Social predictors back in 2007, the year when Brazil’s World-Cup bid was accepted, foreshadowed a sanguine explosion of a yellow and green extravaganza – the colors of the Brazilian flag. Yet, protests erupted last year at the sight of obscene government spending ($11.5 billion) in World Cup infrastructure, while raising taxes, transportation fares, and seemingly neglecting social programs. Most of the stadiums, including the World Cup opener stadium in Sao Paulo have not yet been finished, while the national atmosphere seems less vibrant than is characteristic of Brazilian soccer enthusiasts. In the meantime, favela residents reprimand their government for poor access to basic human necessities such as healthcare and education.

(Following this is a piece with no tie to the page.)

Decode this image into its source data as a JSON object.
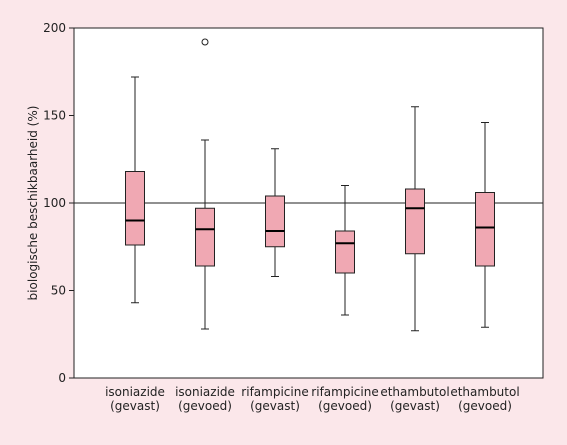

Brazil is not the only country grappling with controversy over embracing its World Cup bid, at the expense of ensuring basic human rights standards. Qatar has also come under international scrutiny due to flagrant abuses of migrant workers, who have died by the hundreds in preparation for the 2022 World Cup, to be hosted in the country. Amnesty International accused the Gulf emirate of perpetuating less than subpar labor conditions for its 1.4 million migrant workers, including a paucity of “adequate pay, comfortable sleeping quarters and the ability to change employers or even leave the country.”

Global outcry over Qatar’s human rights abuses has made FIFA – the world’s soccer management giant – desire to “factor in human rights record when choosing World Cup hosts.” Corruption allegations, if true, are likely to embitter the credibility of future bidding processes. But raising a country’s human rights record as a possible determinant of eligibility might be the harbinger of a more conscious and transparent modus operandi, that would likely avoid related civil unrest in the future. So far, the World Cup has inspired unrest and human rights abuses in some of its host countries. But if FIFA should implement human rights standards to its host selection process then maybe future World Cups become more joyous experiences for fans and host country residents alike.